– Мне попробовать догадаться? – беспечно осведомился Мади, не дождавшись продолжения.
Гаскуан пожал плечами:
– Это не важно. Я имею в виду одну конкретную шлюху.
Мади изогнул брови. Он попытался вспомнить список арестов… да, кажется, среди имен фигурировало и женское. Интересно, а что в Хокитике полагается говорить по поводу ареста шлюхи? Мгновение он подбирал слова для подобающего ответа, и, к его вящему изумлению, Гаскуан рассмеялся.
– Да я вас просто поддразниваю, – сообщил он. – Зря вы мне это позволяете. Разумеется, ее преступление не фигурировало в списке, но, если читать, призвав на помощь толику воображения, вы все разглядите между строк. Она именует себя Анной Уэдерелл.
– Не уверен, что умею читать с воображением.
Гаскуан вновь рассмеялся, резко выдохнув дым:
– Но вы же барристер, не так ли?
– Только по образованию. В коллегию адвокатов я пока еще не принят.
– Ну так вот, в обращении магистрата всегда содержится скрытый смысл, – пояснил Гаскуан. – «Джентльмены Уэстленда» – вот вам первая подсказка. «Постыдные преступления, свидетельствующие о моральной деградации» – вот вам вторая.

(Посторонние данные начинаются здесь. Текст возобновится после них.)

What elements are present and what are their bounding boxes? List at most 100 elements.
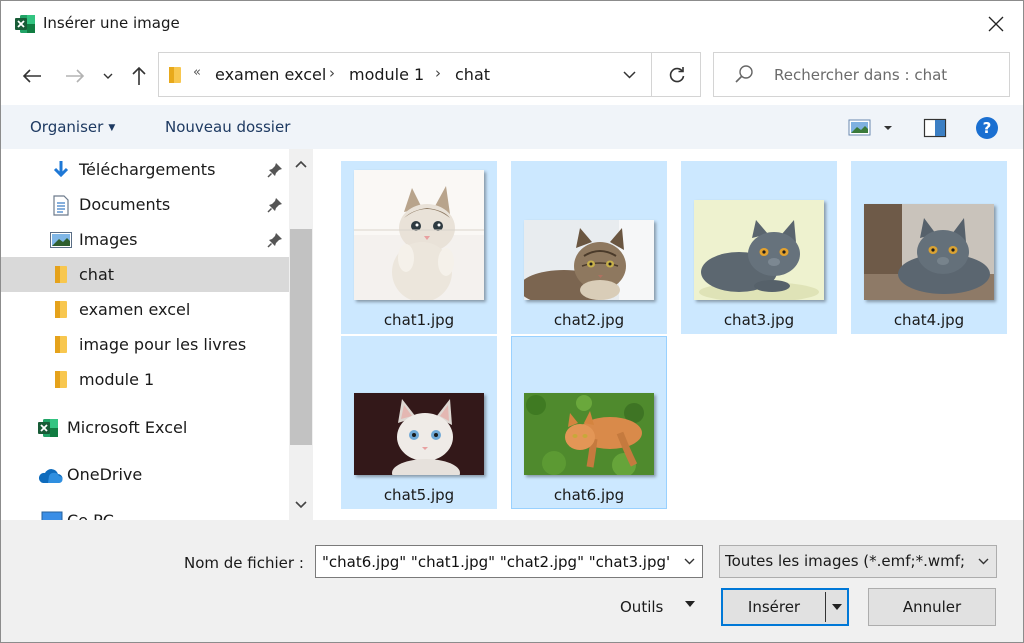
file-tile[interactable]: chat4.jpg: [851, 161, 1007, 334]
sidebar-item-images[interactable]: Images: [1, 222, 289, 257]
command-toolbar: Organiser ▼ Nouveau dossier ?: [1, 105, 1023, 149]
sidebar-item-chat[interactable]: chat: [1, 257, 289, 292]
organise-label: Organiser: [30, 118, 104, 136]
help-icon: ?: [976, 117, 998, 139]
file-name: chat2.jpg: [553, 311, 625, 329]
breadcrumb-separator[interactable]: ›: [329, 64, 335, 82]
chevron-down-icon: [978, 558, 988, 565]
file-tile[interactable]: chat5.jpg: [341, 336, 497, 509]
file-type-select[interactable]: Toutes les images (*.emf;*.wmf;: [719, 545, 997, 578]
nav-scrollbar[interactable]: [289, 149, 313, 520]
insert-split-button[interactable]: Insérer: [721, 588, 849, 626]
breadcrumb-module-1[interactable]: module 1: [349, 65, 424, 84]
sidebar-item-module-1[interactable]: module 1: [1, 362, 289, 397]
sidebar-item-label: module 1: [79, 370, 155, 389]
insert-options-dropdown[interactable]: [826, 590, 847, 624]
chevron-down-icon: [622, 71, 636, 79]
navigation-pane: Téléchargements Documents Images chat ex…: [1, 149, 313, 520]
sidebar-item-microsoft-excel[interactable]: Microsoft Excel: [1, 410, 289, 445]
insert-button[interactable]: Insérer: [723, 590, 825, 624]
close-button[interactable]: [969, 1, 1023, 47]
chevron-down-icon: [103, 73, 113, 79]
search-icon: [735, 65, 753, 83]
pin-icon[interactable]: [267, 197, 283, 213]
title-bar: Insérer une image: [1, 1, 1023, 47]
sidebar-item-onedrive[interactable]: OneDrive: [1, 457, 289, 492]
pictures-icon: [50, 232, 72, 248]
folder-icon: [55, 301, 67, 318]
file-type-value: Toutes les images (*.emf;*.wmf;: [725, 552, 965, 570]
image-thumbnail: [354, 170, 484, 300]
recent-locations-button[interactable]: [95, 61, 121, 91]
scroll-down-button[interactable]: [289, 490, 313, 520]
preview-pane-icon: [923, 118, 947, 138]
refresh-button[interactable]: [651, 53, 701, 96]
file-type-dropdown-button[interactable]: [970, 546, 996, 577]
sidebar-item-label: Documents: [79, 195, 171, 214]
caret-down-icon[interactable]: [684, 600, 696, 608]
tools-menu-button[interactable]: Outils: [620, 598, 663, 616]
breadcrumb-overflow[interactable]: «: [193, 65, 201, 80]
chevron-down-icon: [295, 501, 307, 509]
search-input[interactable]: [772, 63, 997, 87]
search-box[interactable]: [713, 52, 1010, 97]
help-button[interactable]: ?: [975, 116, 999, 140]
back-button[interactable]: [17, 61, 47, 91]
image-thumbnail: [524, 220, 654, 300]
change-view-button[interactable]: [847, 117, 899, 139]
file-name: chat1.jpg: [383, 311, 455, 329]
file-tile[interactable]: chat6.jpg: [511, 336, 667, 509]
breadcrumb-examen-excel[interactable]: examen excel: [215, 65, 326, 84]
sidebar-item-label: Téléchargements: [79, 160, 216, 179]
sidebar-item-documents[interactable]: Documents: [1, 187, 289, 222]
scroll-up-button[interactable]: [289, 149, 313, 179]
preview-pane-button[interactable]: [923, 117, 947, 139]
new-folder-button[interactable]: Nouveau dossier: [165, 118, 290, 136]
organise-menu-button[interactable]: Organiser ▼: [30, 118, 115, 136]
filename-combobox[interactable]: [315, 545, 703, 578]
image-thumbnail: [864, 204, 994, 300]
sidebar-item-downloads[interactable]: Téléchargements: [1, 152, 289, 187]
image-thumbnail: [694, 200, 824, 300]
pin-icon[interactable]: [267, 162, 283, 178]
sidebar-item-examen-excel[interactable]: examen excel: [1, 292, 289, 327]
file-tile[interactable]: chat1.jpg: [341, 161, 497, 334]
forward-button[interactable]: [60, 61, 90, 91]
arrow-right-icon: [66, 69, 85, 83]
documents-icon: [53, 195, 69, 216]
file-tile[interactable]: chat3.jpg: [681, 161, 837, 334]
folder-icon: [55, 336, 67, 353]
sidebar-item-label: Microsoft Excel: [67, 418, 188, 437]
refresh-icon: [669, 66, 684, 82]
download-arrow-icon: [53, 161, 69, 178]
scroll-thumb[interactable]: [290, 229, 312, 445]
pin-icon[interactable]: [267, 232, 283, 248]
sidebar-item-label: image pour les livres: [79, 335, 247, 354]
sidebar-item-image-pour-les-livres[interactable]: image pour les livres: [1, 327, 289, 362]
chevron-down-icon: [684, 558, 694, 565]
sidebar-item-label: examen excel: [79, 300, 191, 319]
insert-image-dialog: Insérer une image « examen excel › modul…: [0, 0, 1024, 643]
breadcrumb-separator[interactable]: ›: [435, 64, 441, 82]
folder-icon: [55, 371, 67, 388]
arrow-up-icon: [132, 66, 146, 85]
sidebar-item-label: Images: [79, 230, 138, 249]
arrow-left-icon: [22, 69, 41, 83]
image-thumbnail: [354, 393, 484, 475]
view-thumbnails-icon: [848, 119, 892, 136]
caret-down-icon: [831, 604, 842, 610]
sidebar-item-label: OneDrive: [67, 465, 143, 484]
file-tile[interactable]: chat2.jpg: [511, 161, 667, 334]
sidebar-item-label: Ce PC: [67, 511, 114, 520]
address-history-dropdown[interactable]: [614, 61, 644, 89]
window-title: Insérer une image: [43, 14, 180, 32]
cancel-button[interactable]: Annuler: [868, 588, 996, 626]
filename-input[interactable]: [320, 551, 672, 573]
up-button[interactable]: [124, 61, 154, 91]
address-bar[interactable]: « examen excel › module 1 › chat: [158, 52, 701, 97]
file-list[interactable]: chat1.jpg chat2.jpg chat3.jpg chat4.jpg …: [313, 149, 1023, 520]
breadcrumb-chat[interactable]: chat: [455, 65, 490, 84]
sidebar-item-this-pc[interactable]: Ce PC: [1, 503, 289, 520]
filename-dropdown-button[interactable]: [676, 546, 702, 577]
filename-label: Nom de fichier :: [184, 554, 304, 572]
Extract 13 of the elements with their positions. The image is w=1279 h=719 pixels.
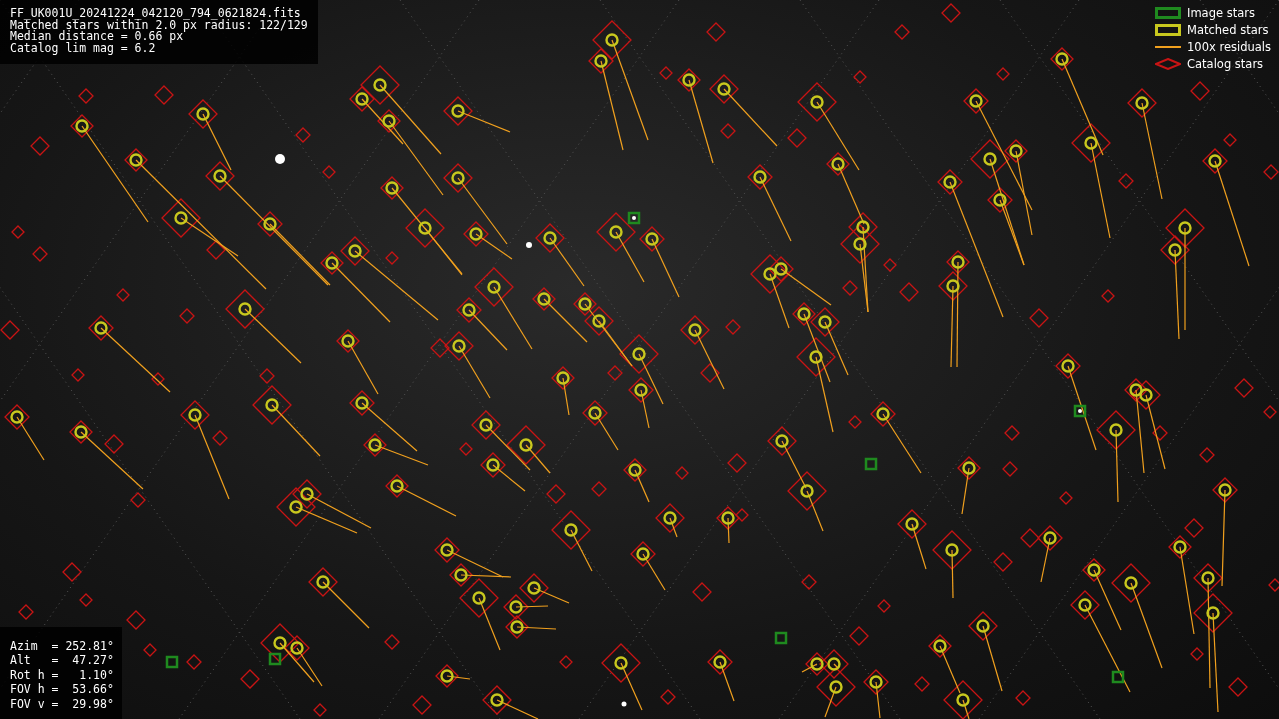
pointing-text: Azim = 252.81° [10,638,112,653]
info-text: Median distance = 0.66 px [10,31,184,43]
legend-label: Image stars [1187,6,1255,20]
legend-label: Matched stars [1187,23,1269,37]
pointing-text: FOV v = 29.98° [10,696,112,711]
info-text: Catalog lim mag = 6.2 [10,42,157,54]
legend-label: 100x residuals [1187,40,1271,54]
pointing-text: FOV h = 53.66° [10,682,112,697]
pointing-text: Alt = 47.27° [10,653,112,668]
pointing-text: Rot h = 1.10° [10,667,112,682]
info-text: Matched stars within 2.0 px radius: 122/129 [10,19,308,31]
info-text: FF_UK001U_20241224_042120_794_0621824.fits [10,8,302,20]
legend-label: Catalog stars [1187,57,1264,71]
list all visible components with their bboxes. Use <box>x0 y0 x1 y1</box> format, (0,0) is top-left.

– Понимаю, – отозвался Мади, хотя на самом-то деле ровным счетом ничего не понимал. Глянув через плечо Гаскуана, он заметил, как толстяк подошел к двум китайцам и теперь торопливо царапал что-то для них в записной книжке. – Может статься, женщину обвинили несправедливо? Может статься, именно это и привлекло всеобщее внимание?
– О, да ее в тюрьму не за занятие проституцией упекли, – возразил Гаскуан. – Полиции на это дело плевать! Пока ведешь себя осмотрительно, они на все смотрят сквозь пальцы.
Мади ждал. Манера речи Гаскуана несколько сбивала с толку: говорил он одновременно сдержанно и доверительно. Мади чувствовал: тут надо держать ухо востро. Чиновнику было где-то под тридцать пять. Его светлые волосы уже чуть посеребрились над ушами; он носил светлые, зачесанные в стороны от центра усы. Его костюм из шеврона был пошит точно по фигуре.
– Да что вы, – добавил Гаскуан, помолчав мгновение, – сержант полиции сам заявление сделал на ее счет сразу после заключения под стражу.
– Заключения под стражу? – эхом повторил Мади, чувствуя себя крайне глупо.
Если бы собеседник изъяснялся не столь загадочно и чуть более пространно! Весь его облик дышал утонченностью (рядом с ним Томас Балфур казался туп как дверной косяк), но в утонченности этой ощущалась нота скорби. Он говорил как человек разочарованный, для которого идеал существует лишь в памяти, о нем сожалеют как о невосполнимой утрате.
– Ее судили за попытку покончить с собой, – пояснил Гаскуан. – Есть в этом некая симметрия, вы не находите? Она хотела свести счеты с жизнью – а ее в тюрьму свели.